Parties are related if:

(a) One of them owns directly or indirectly at least 25% of the equity or voting rights in the other; or

(b) The same legal entity owns directly or indirectly 25% of the equity or voting rights of both companies; or

(c) The same individual or family members own directly or indirectly at least 25% of the equity or voting rights or can participate in the control and management of both companies. Taxpayers must maintain contemporaneous documentation and file a prescribed abstract with their tax return. The documentation must also be kept for ten years.

South Africa:

The tax authorities may adjust the price to reflect the arm’s-length value of transactions with a connected person under its transfer pricing rules. A definition of a connected person includes holding companies, subsidiaries, fellow subsidiaries and any other company that owns at least 20% equity share capital.

The disallowed amount is treated as a constructive dividend. South Africa follows the OECD Guidelines and regards the traditional profit methods preferable to the profit methods. South Africa does not grant advance-pricing agreements.

Taiwan:

Taiwan introduced its Rules for Auditing Transfer Pricing of Non-arm’s-length Transactions (“TP Rules”) in December 2004. The Rules essentially follow the arm’s-length principle under the OECD Guidelines.

According to the Rules, every company that has transactions with any of its affiliates (as defined) under the TP Rules should establish a TP policy and produce documents in compliance with the TP Rules.

Thus, extensive contemporaneous documentation must be kept for tax audit purposes, if requested, and a transfer pricing report filed with the annual tax return. The Rules provide for a maximum penalty of 200% of the tax shortfall from improper transfer pricing, and include provisions for Advance Pricing Arrangements.

Ukraine:

Under the transfer pricing rules transactions between related parties (as defined) with both residents and nonresidents must be at an arm’s-length basis. The burden of proof lies with the tax authorities and may be challenged in the Court. Any price adjustment also requires Court approval.

Venezuela:

Venezuela’s transfer-pricing rules generally follow OECD guidelines, requiring income and expenses related to transactions between related parties to be on arm’s-length terms. The transfer-pricing rules also define related parties and set forth permitted methodologies.

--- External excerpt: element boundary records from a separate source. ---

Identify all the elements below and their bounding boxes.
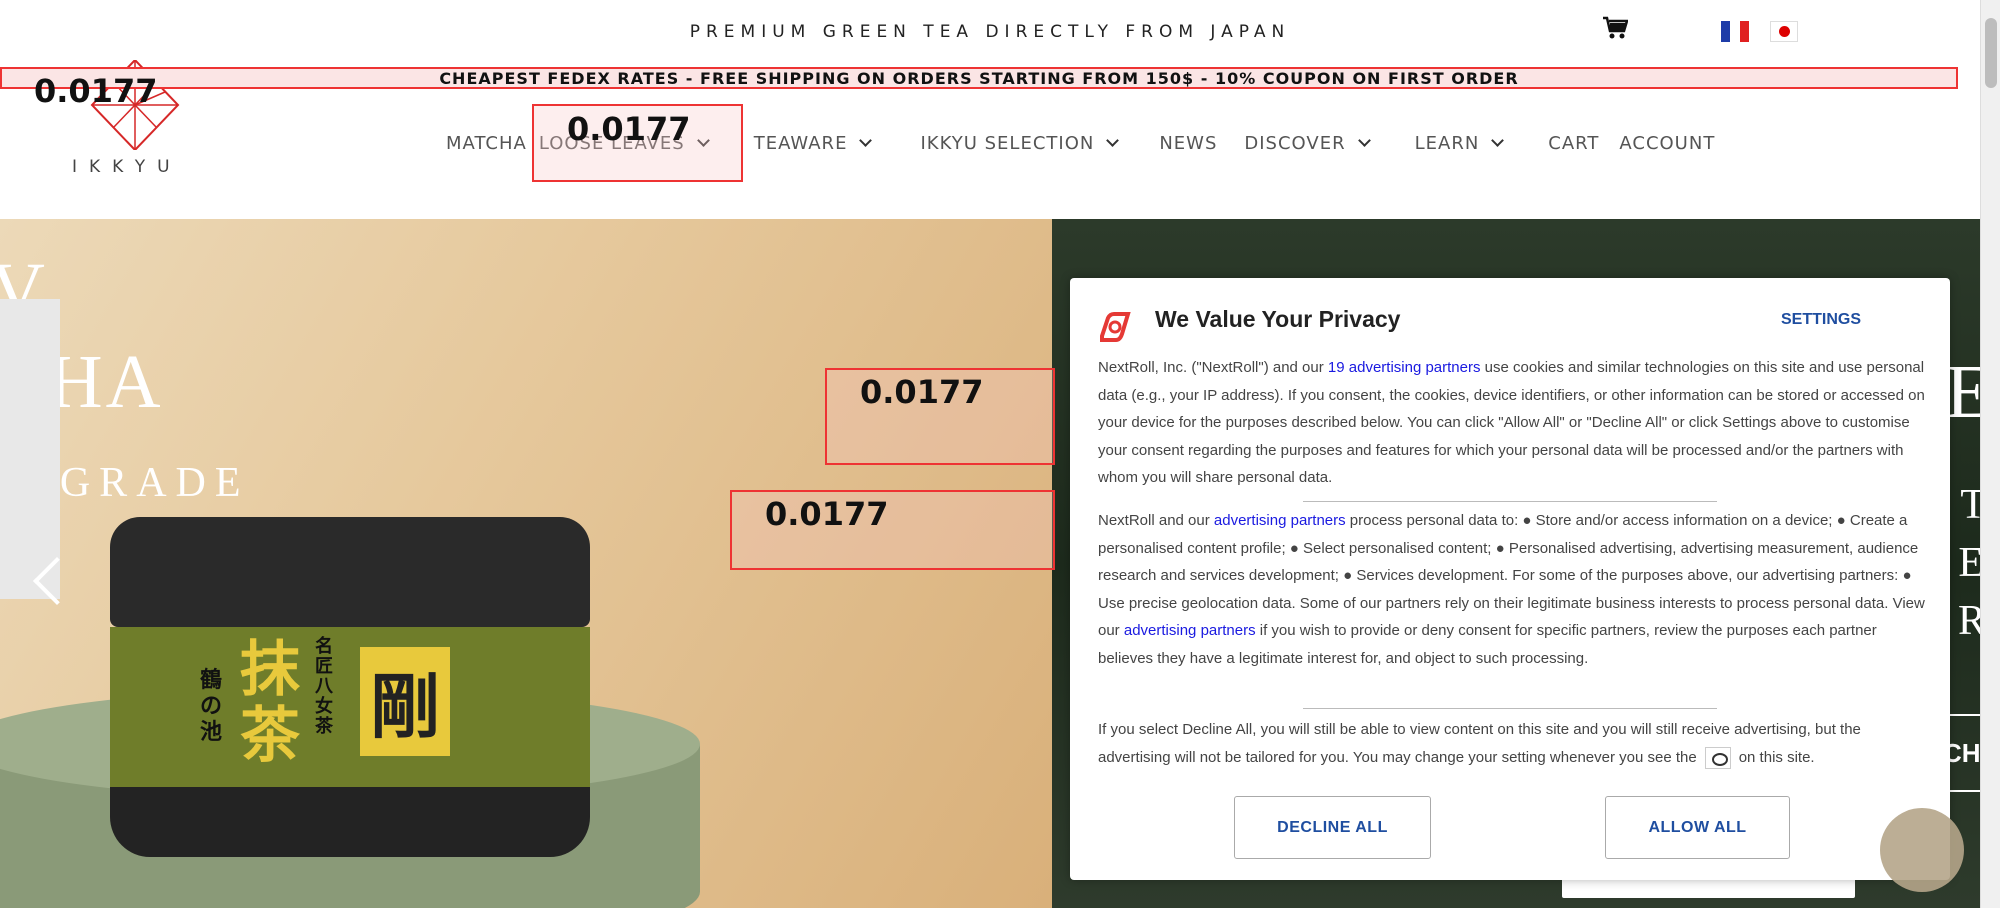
cart-icon[interactable] [1602, 16, 1628, 40]
chevron-down-icon [1491, 134, 1505, 147]
nav-account[interactable]: ACCOUNT [1619, 133, 1715, 154]
top-bar: PREMIUM GREEN TEA DIRECTLY FROM JAPAN [0, 0, 1980, 64]
kanji-matcha: 抹茶 [240, 635, 300, 771]
nav-discover-label: DISCOVER [1244, 133, 1346, 154]
kanji-go: 剛 [360, 647, 450, 756]
consent-p2-text-b: process personal data to: ● Store and/or… [1098, 512, 1925, 639]
french-flag-icon[interactable] [1721, 21, 1749, 42]
hero-right-letter-1: E [1945, 350, 1980, 434]
tin-lid [110, 517, 590, 627]
consent-p3-text-b: on this site. [1738, 748, 1815, 766]
scrollbar-thumb[interactable] [1985, 18, 1997, 88]
decline-all-button[interactable]: DECLINE ALL [1234, 796, 1431, 859]
nav-learn[interactable]: LEARN [1414, 133, 1505, 154]
annotation-score-4: 0.0177 [765, 495, 889, 533]
annotation-score-2: 0.0177 [567, 110, 691, 148]
kanji-label-small: 名匠八女茶 [315, 636, 333, 737]
japanese-flag-icon[interactable] [1770, 21, 1798, 42]
chevron-down-icon [1106, 134, 1120, 147]
settings-link[interactable]: SETTINGS [1781, 311, 1861, 329]
chevron-down-icon [859, 134, 873, 147]
consent-paragraph-1: NextRoll, Inc. ("NextRoll") and our 19 a… [1098, 354, 1928, 492]
consent-paragraph-2: NextRoll and our advertising partners pr… [1098, 507, 1928, 672]
nav-matcha[interactable]: MATCHA [446, 133, 527, 154]
consent-settings-icon [1704, 746, 1731, 769]
site-header [0, 89, 1980, 219]
allow-all-button[interactable]: ALLOW ALL [1605, 796, 1790, 859]
nav-cart[interactable]: CART [1548, 133, 1599, 154]
consent-paragraph-3: If you select Decline All, you will stil… [1098, 716, 1928, 771]
hero-right-letter-3: E [1958, 540, 1980, 586]
page-scrollbar[interactable] [1980, 0, 2000, 908]
hero-right-letter-4: R [1957, 598, 1980, 644]
annotation-score-1: 0.0177 [34, 72, 158, 110]
nav-matcha-label: MATCHA [446, 133, 527, 154]
nav-cart-label: CART [1548, 133, 1600, 154]
advertising-partners-link-3[interactable]: advertising partners [1124, 622, 1256, 639]
annotation-score-3: 0.0177 [860, 373, 984, 411]
hero-right-letter-2: T [1960, 482, 1980, 528]
product-tin-partial [0, 299, 60, 599]
consent-p2-text-a: NextRoll and our [1098, 512, 1214, 529]
nav-ikkyu-selection[interactable]: IKKYU SELECTION [920, 133, 1120, 154]
privacy-consent-modal: We Value Your Privacy SETTINGS NextRoll,… [1070, 278, 1950, 880]
divider [1303, 708, 1717, 709]
divider [1303, 501, 1717, 502]
tin-label: 抹茶 剛 名匠八女茶 鶴の池 [110, 627, 590, 787]
consent-p1-text-b: use cookies and similar technologies on … [1098, 359, 1925, 486]
modal-title: We Value Your Privacy [1155, 306, 1401, 332]
consent-p1-text-a: NextRoll, Inc. ("NextRoll") and our [1098, 359, 1328, 376]
nav-account-label: ACCOUNT [1619, 133, 1716, 154]
advertising-partners-link-2[interactable]: advertising partners [1214, 512, 1346, 529]
nav-news-label: NEWS [1159, 133, 1218, 154]
nav-teaware-label: TEAWARE [753, 133, 848, 154]
nav-ikkyu-selection-label: IKKYU SELECTION [920, 133, 1095, 154]
tin-bottom [110, 787, 590, 857]
advertising-partners-link-1[interactable]: 19 advertising partners [1328, 359, 1481, 376]
kanji-tsurunoike: 鶴の池 [200, 667, 223, 745]
nav-learn-label: LEARN [1414, 133, 1480, 154]
tagline: PREMIUM GREEN TEA DIRECTLY FROM JAPAN [689, 22, 1291, 42]
matcha-tin-image: 抹茶 剛 名匠八女茶 鶴の池 [110, 517, 590, 857]
chevron-down-icon [1357, 134, 1371, 147]
annotation-box-banner [0, 67, 1958, 89]
nav-news[interactable]: NEWS [1159, 133, 1217, 154]
logo-text: IKKYU [72, 157, 182, 177]
nav-teaware[interactable]: TEAWARE [753, 133, 873, 154]
nav-discover[interactable]: DISCOVER [1244, 133, 1371, 154]
nextroll-logo-icon [1100, 312, 1131, 342]
chat-widget-icon[interactable] [1880, 808, 1964, 892]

The best method rule is applied to the five recommended methods. Although the per- transaction basis is preferred, the aggregate approach may be applied when transactions are “linked” or “dependent”.

Taxpayers are required to keep detailed and contemporaneous documentation, and to verify the existence of arm’s-length pricing by conducting a transfer-pricing study. Prices that do not reflect an arm’s-length amount may be adjusted by the tax authorities. Unilateral and bilateral advance pricing arrangements are provided.

Others:

Most other non-OECD countries include transfer pricing issues under their general anti- avoidance rules, which permit the tax authorities to re-characterize related party transactions that are artificial or fictitious. (Examples: Congo, Ghana, Kazakhstan, Nigeria, Philippines, Vietnam).

Several of them have also adopted the OECD Guidelines on arm’s-length pricing in recent years (Examples: Egypt, Estonia, Israel, Lebanon, Romania, and Thailand).